On the application of the raw-observation-based PPP to global ionosphere VTEC modeling: an advantage demonstration in the multi-frequency and multi-GNSS context

The ionospheric delay accounts for one of the major errors that the Global Navigation Satellite Systems (GNSS) suffer from. Hence, the global ionosphere Vertical Total Electron Content (VTEC) map has been an important atmospheric product within the International GNSS Service (IGS) since its early establishment. In this contribution, an enhanced method has been proposed for the modeling of the global VTECs, in which the enhancements include two aspects.
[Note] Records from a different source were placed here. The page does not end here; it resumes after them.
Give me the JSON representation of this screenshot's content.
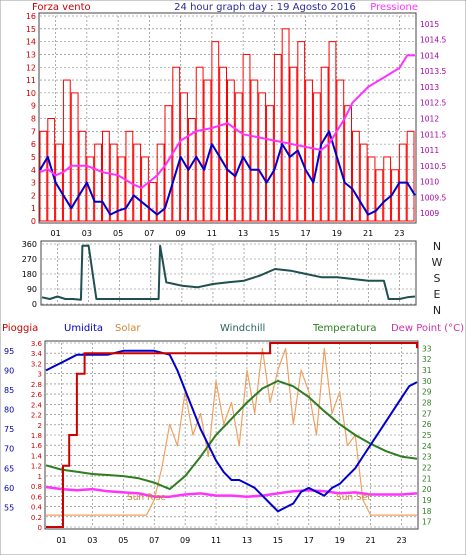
{
  "header": {
    "left_label": "Forza vento",
    "title": "24 hour graph day : 19 Agosto 2016",
    "right_label": "Pressione"
  },
  "direction_labels": [
    "N",
    "W",
    "S",
    "E",
    "N"
  ],
  "bottom_headers": {
    "pioggia": "Pioggia",
    "umidita": "Umidita",
    "solar": "Solar",
    "windchill": "Windchill",
    "temperatura": "Temperatura",
    "dewpoint": "Dew Point (°C)"
  },
  "annotations": {
    "sun_rise": "Sun Rise",
    "sun_set": "Sun Set"
  },
  "colors": {
    "wind_gust": "#ff0000",
    "wind_avg": "#0000cc",
    "pressure": "#ff33ff",
    "direction": "#1f4f4f",
    "rain": "#cc0000",
    "humidity": "#0000cc",
    "solar": "#f0a060",
    "temperature": "#2e7d20",
    "dewpoint": "#ff33ff",
    "windchill": "#2e6060",
    "grid": "#777777",
    "left_axis_text": "#cc0000",
    "right_axis_text": "#aa00aa",
    "blue_axis_text": "#0000aa",
    "title_text": "#2b2b9e"
  },
  "chart_data": [
    {
      "type": "line",
      "title": "24 hour graph day : 19 Agosto 2016",
      "x_ticks": [
        "01",
        "03",
        "05",
        "07",
        "09",
        "11",
        "13",
        "15",
        "17",
        "19",
        "21",
        "23"
      ],
      "x_range_hours": [
        0,
        24
      ],
      "ylim_left": [
        0,
        16
      ],
      "y_ticks_left": [
        "0",
        "1",
        "2",
        "3",
        "4",
        "5",
        "6",
        "7",
        "8",
        "9",
        "10",
        "11",
        "12",
        "13",
        "14",
        "15",
        "16"
      ],
      "ylim_right": [
        1008.75,
        1015.25
      ],
      "y_ticks_right": [
        "1009",
        "1009.5",
        "1010",
        "1010.5",
        "1011",
        "1011.5",
        "1012",
        "1012.5",
        "1013",
        "1013.5",
        "1014",
        "1014.5",
        "1015"
      ],
      "grid": true,
      "series": [
        {
          "name": "Forza vento",
          "axis": "left",
          "style": "bars",
          "x": [
            0,
            0.5,
            1,
            1.5,
            2,
            2.5,
            3,
            3.5,
            4,
            4.5,
            5,
            5.5,
            6,
            6.5,
            7,
            7.5,
            8,
            8.5,
            9,
            9.5,
            10,
            10.5,
            11,
            11.5,
            12,
            12.5,
            13,
            13.5,
            14,
            14.5,
            15,
            15.5,
            16,
            16.5,
            17,
            17.5,
            18,
            18.5,
            19,
            19.5,
            20,
            20.5,
            21,
            21.5,
            22,
            22.5,
            23,
            23.5
          ],
          "values": [
            7,
            8,
            6,
            11,
            10,
            7,
            5,
            6,
            7,
            6,
            5,
            7,
            6,
            5,
            3,
            6,
            9,
            12,
            10,
            8,
            12,
            11,
            14,
            12,
            11,
            10,
            13,
            11,
            10,
            9,
            13,
            15,
            12,
            14,
            11,
            10,
            12,
            14,
            11,
            9,
            7,
            6,
            5,
            4,
            5,
            4,
            6,
            7
          ]
        },
        {
          "name": "",
          "axis": "left",
          "x": [
            0,
            0.5,
            1,
            1.5,
            2,
            2.5,
            3,
            3.5,
            4,
            4.5,
            5,
            5.5,
            6,
            6.5,
            7,
            7.5,
            8,
            8.5,
            9,
            9.5,
            10,
            10.5,
            11,
            11.5,
            12,
            12.5,
            13,
            13.5,
            14,
            14.5,
            15,
            15.5,
            16,
            16.5,
            17,
            17.5,
            18,
            18.5,
            19,
            19.5,
            20,
            20.5,
            21,
            21.5,
            22,
            22.5,
            23,
            23.5,
            24
          ],
          "values": [
            4,
            5,
            3,
            2,
            1,
            2,
            3,
            1.5,
            1.5,
            0.5,
            0.8,
            1,
            2,
            1.5,
            1,
            0.5,
            1,
            3,
            5,
            4,
            5,
            4,
            6,
            5,
            4,
            3.5,
            5,
            4,
            4,
            3,
            4,
            6,
            5,
            5.5,
            4,
            3,
            6,
            7,
            5,
            3,
            2.5,
            1.5,
            0.5,
            0.8,
            1.5,
            2,
            3,
            3,
            2
          ]
        },
        {
          "name": "Pressione",
          "axis": "right",
          "x": [
            0,
            0.5,
            1,
            1.5,
            2,
            3,
            4,
            5,
            6,
            6.5,
            7,
            7.5,
            8,
            8.5,
            9,
            10,
            11,
            12,
            13,
            14,
            15,
            16,
            17,
            18,
            18.5,
            19,
            19.5,
            20,
            21,
            22,
            23,
            23.5,
            24
          ],
          "values": [
            1010.3,
            1010.4,
            1010.2,
            1010.3,
            1010.5,
            1010.5,
            1010.3,
            1010.2,
            1009.9,
            1009.8,
            1010.0,
            1010.2,
            1010.5,
            1010.9,
            1011.3,
            1011.6,
            1011.7,
            1011.85,
            1011.5,
            1011.4,
            1011.3,
            1011.2,
            1011.1,
            1011.0,
            1011.2,
            1011.6,
            1012.0,
            1012.5,
            1013.0,
            1013.3,
            1013.6,
            1014.0,
            1014.0
          ]
        }
      ]
    },
    {
      "type": "line",
      "x_ticks": [
        "01",
        "03",
        "05",
        "07",
        "09",
        "11",
        "13",
        "15",
        "17",
        "19",
        "21",
        "23"
      ],
      "x_range_hours": [
        0,
        24
      ],
      "ylim": [
        0,
        360
      ],
      "y_ticks": [
        "0",
        "90",
        "180",
        "270",
        "360"
      ],
      "grid": true,
      "series": [
        {
          "name": "",
          "axis": "left",
          "x": [
            0,
            0.5,
            1,
            1.5,
            2,
            2.5,
            2.6,
            3,
            3.5,
            4,
            5,
            6,
            7,
            7.5,
            7.6,
            8,
            8.5,
            9,
            10,
            11,
            12,
            13,
            14,
            15,
            16,
            17,
            18,
            19,
            20,
            21,
            22,
            22.3,
            23,
            23.5,
            24
          ],
          "values": [
            40,
            30,
            45,
            30,
            30,
            25,
            350,
            350,
            30,
            30,
            30,
            30,
            30,
            30,
            350,
            130,
            120,
            110,
            100,
            120,
            130,
            140,
            170,
            210,
            200,
            180,
            160,
            160,
            150,
            140,
            140,
            30,
            30,
            40,
            45
          ]
        }
      ]
    },
    {
      "type": "line",
      "x_ticks": [
        "01",
        "03",
        "05",
        "07",
        "09",
        "11",
        "13",
        "15",
        "17",
        "19",
        "21",
        "23"
      ],
      "x_range_hours": [
        0,
        24
      ],
      "ylim_rain": [
        0,
        3.6
      ],
      "y_ticks_rain": [
        "0",
        "0.2",
        "0.4",
        "0.6",
        "0.8",
        "1",
        "1.2",
        "1.4",
        "1.6",
        "1.8",
        "2",
        "2.2",
        "2.4",
        "2.6",
        "2.8",
        "3",
        "3.2",
        "3.4",
        "3.6"
      ],
      "ylim_humidity": [
        50,
        97
      ],
      "y_ticks_humidity": [
        "55",
        "60",
        "65",
        "70",
        "75",
        "80",
        "85",
        "90",
        "95"
      ],
      "ylim_temperature": [
        16.5,
        33.5
      ],
      "y_ticks_temperature": [
        "17",
        "18",
        "19",
        "20",
        "21",
        "22",
        "23",
        "24",
        "25",
        "26",
        "27",
        "28",
        "29",
        "30",
        "31",
        "32",
        "33"
      ],
      "grid": true,
      "series": [
        {
          "name": "Pioggia",
          "axis": "rain",
          "x": [
            0,
            1,
            1.1,
            1.5,
            2,
            2.5,
            3,
            4,
            5,
            6,
            7,
            8,
            9,
            10,
            11,
            12,
            13,
            14,
            14.5,
            15,
            16,
            17,
            18,
            19,
            20,
            21,
            22,
            23,
            24
          ],
          "values": [
            0,
            0,
            1.2,
            1.8,
            3.0,
            3.4,
            3.4,
            3.4,
            3.4,
            3.4,
            3.4,
            3.4,
            3.4,
            3.4,
            3.4,
            3.4,
            3.4,
            3.4,
            3.6,
            3.6,
            3.6,
            3.6,
            3.6,
            3.6,
            3.6,
            3.6,
            3.6,
            3.6,
            3.5
          ]
        },
        {
          "name": "Umidita",
          "axis": "humidity",
          "x": [
            0,
            0.5,
            1,
            1.5,
            2,
            3,
            4,
            5,
            6,
            7,
            8,
            8.5,
            9,
            9.5,
            10,
            10.5,
            11,
            11.5,
            12,
            12.5,
            13,
            13.5,
            14,
            14.5,
            15,
            15.5,
            16,
            16.5,
            17,
            17.5,
            18,
            18.5,
            19,
            19.5,
            20,
            20.5,
            21,
            21.5,
            22,
            22.5,
            23,
            23.5,
            24
          ],
          "values": [
            90,
            91,
            92,
            93,
            94,
            94,
            94,
            95,
            95,
            95,
            94,
            90,
            85,
            80,
            75,
            71,
            67,
            64,
            62,
            62,
            61,
            60,
            58,
            56,
            54,
            55,
            56,
            59,
            60,
            59,
            58,
            60,
            61,
            63,
            65,
            68,
            71,
            74,
            77,
            80,
            83,
            86,
            87
          ]
        },
        {
          "name": "Solar",
          "axis": "temperature",
          "x": [
            0,
            6.5,
            7,
            7.5,
            8,
            8.5,
            9,
            9.5,
            10,
            10.5,
            11,
            11.5,
            12,
            12.5,
            13,
            13.5,
            14,
            14.5,
            15,
            15.5,
            16,
            16.5,
            17,
            17.5,
            18,
            18.5,
            19,
            19.5,
            20,
            20.5,
            21,
            24
          ],
          "values": [
            17.6,
            17.6,
            19,
            22,
            26,
            24,
            29,
            25,
            27,
            23,
            30,
            26,
            28,
            24,
            31,
            27,
            33,
            28,
            31,
            33,
            26,
            31,
            29,
            25,
            33,
            27,
            29,
            24,
            25,
            19,
            17.6,
            17.6
          ]
        },
        {
          "name": "Temperatura",
          "axis": "temperature",
          "x": [
            0,
            1,
            2,
            3,
            4,
            5,
            6,
            7,
            8,
            9,
            10,
            11,
            12,
            13,
            14,
            15,
            16,
            17,
            18,
            19,
            20,
            21,
            22,
            23,
            24
          ],
          "values": [
            22.2,
            21.8,
            21.6,
            21.4,
            21.3,
            21.2,
            21.0,
            20.6,
            20.0,
            21.2,
            23.0,
            25.0,
            26.5,
            28.0,
            29.3,
            30.0,
            29.5,
            28.5,
            27.2,
            26.0,
            25.0,
            24.2,
            23.5,
            23.0,
            22.8
          ]
        },
        {
          "name": "Dew Point (°C)",
          "axis": "temperature",
          "x": [
            0,
            1,
            2,
            3,
            4,
            5,
            6,
            7,
            8,
            9,
            10,
            11,
            12,
            13,
            14,
            15,
            16,
            17,
            18,
            19,
            20,
            21,
            22,
            23,
            24
          ],
          "values": [
            20.2,
            20.0,
            19.9,
            20.0,
            19.8,
            19.7,
            19.6,
            19.3,
            19.3,
            19.5,
            19.6,
            19.4,
            19.4,
            19.3,
            19.4,
            19.6,
            19.8,
            19.9,
            19.8,
            19.6,
            19.7,
            19.5,
            19.5,
            19.5,
            19.6
          ]
        }
      ]
    }
  ]
}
Firstly, to cope with the rapid development of the newly established Galileo and BeiDou constellations in recent years, we extend the current dual-system (GPS/GLONASS) solution to a quad-system (GPS/GLONASS/Galileo/BeiDou) solution. More importantly, instead of using dual-frequency observations based on the Carrier-to-Code Leveling method, all available triple-frequency signals are utilized with a general raw-observation-based multi-frequency Precise Point Positioning model, which can process dual-, triple- or even arbitrary-frequency observations compatibly and flexibly. Benefiting from this, quad-system slant ionospheric delays can be retrieved based on multi-frequency observations in a more flexible, accurate and reliable way, which are finally used to establish global VTEC models with the spherical harmonic function. In this process, multi-GNSS Differential Code Biases (DCBs) are also estimated as by-products. More than 400 globally distributed stations from the IGS and the Multi-GNSS Experiment (MGEX) networks have been processed in both 2014 (with high solar activity) and 2018 (with low solar activity). Global VTECs have been compared with the IGS final products, and the over-ocean VTECs are validated with the results from the JASON altimeter. The mean RMS values of the VTEC differences are 1.84 (2014) and 1.23 (2018) TECUs with respect to the IGS final products. The standard deviations of the VTEC differences with respect to the JASON results are 4.71 (2014) and 2.82 (2018) TECUs, outperforming all the other products generated with the spherical harmonic function. Additionally, multi-GNSS satellite DCBs have also been validated with the existing products from the Center for Orbit Determination in Europe and MGEX. All the results prove that the proposed method can be used as an effective and accurate approach for global VTEC modeling and DCB estimation, especially in the future multi-frequency and multi-GNSS context.